# driver for AR5006 family 802.11



## Dodderer (Jul 3, 2008)

Hi!

I need driver for AR5006 family 802.11 abg Wireless NIC (Atheros Communications Inc.)

For previusoly
Thanks!


----------



## Techie.UK (Jul 3, 2008)

*Re: Having problem to connect to my wireless router*



Dodderer said:


> Hi!
> 
> I need driver for AR5006 family 802.11 abg Wireless NIC (Atheros Communications Inc.)
> 
> ...


Click Start, Run and enter devmgmt.msc

This will open Device Manager.

In the list select Network Adapters. This should open a sub-list showing your Atheros Adapter. Right-click on the Atheros Adapter and click Update Driver. This will open the Hardware Update Wizard and will ask for permission to connect to the internet to search for drivers. Click Yes and this should then find the most recent driver for the Adapter.

Note: The Update Wizard requires an Internet Connection. If you don't have an internet connection at this time then connect via Ethernet Cable while you update the driver.


----------



## johnwill (Sep 26, 2002)

Even though it appears you're having the same problem, please start a new thread when you have a new issue. It's very difficult to keep two problems straight and who's working on what in a single thread. 

I've created a new thread for your issue here. 

Note: You will need to post complete details of your configuration and your specific issue in this new thread for us to help you.

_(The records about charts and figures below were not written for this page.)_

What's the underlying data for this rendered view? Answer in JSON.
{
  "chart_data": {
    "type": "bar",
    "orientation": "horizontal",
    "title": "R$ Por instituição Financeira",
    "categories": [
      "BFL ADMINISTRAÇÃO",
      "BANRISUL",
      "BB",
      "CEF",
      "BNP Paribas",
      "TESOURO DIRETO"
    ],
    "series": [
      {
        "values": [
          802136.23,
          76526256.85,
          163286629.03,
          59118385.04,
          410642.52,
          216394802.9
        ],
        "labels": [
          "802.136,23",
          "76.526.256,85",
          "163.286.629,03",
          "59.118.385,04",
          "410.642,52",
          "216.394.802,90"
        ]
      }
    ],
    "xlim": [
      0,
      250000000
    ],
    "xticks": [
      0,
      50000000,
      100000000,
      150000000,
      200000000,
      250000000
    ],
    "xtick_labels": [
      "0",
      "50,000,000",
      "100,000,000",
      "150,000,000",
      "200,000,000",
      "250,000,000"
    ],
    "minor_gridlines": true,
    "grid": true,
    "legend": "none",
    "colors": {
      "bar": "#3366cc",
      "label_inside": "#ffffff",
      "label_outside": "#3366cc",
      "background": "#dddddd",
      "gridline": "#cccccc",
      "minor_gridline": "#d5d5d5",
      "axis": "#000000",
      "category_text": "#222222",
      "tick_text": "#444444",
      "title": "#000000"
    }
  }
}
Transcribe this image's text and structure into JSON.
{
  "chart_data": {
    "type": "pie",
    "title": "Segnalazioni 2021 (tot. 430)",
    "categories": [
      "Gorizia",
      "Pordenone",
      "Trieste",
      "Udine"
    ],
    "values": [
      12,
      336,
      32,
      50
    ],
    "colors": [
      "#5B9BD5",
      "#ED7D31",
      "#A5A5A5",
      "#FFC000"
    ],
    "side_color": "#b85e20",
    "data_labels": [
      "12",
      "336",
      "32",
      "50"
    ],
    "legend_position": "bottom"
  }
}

Thanks for your cooperation.


----------



## Iurilm (Sep 10, 2008)

I need this driver for windows xp and sony vaio VGN-NR330AE, cause what i have don´t work. 

I need some help!


----------



## johnwill (Sep 26, 2002)

Sony is where I'd look, you need to use the network drivers from them for their laptops.


----------



## VistaViewer (Sep 11, 2008)

For Atheros Wi-Fi drivers, I have had good luck here:

"The Unofficial Atheros Czech Drivers Site"

http://www.atheros.cz/

Good Luck!

VV


----------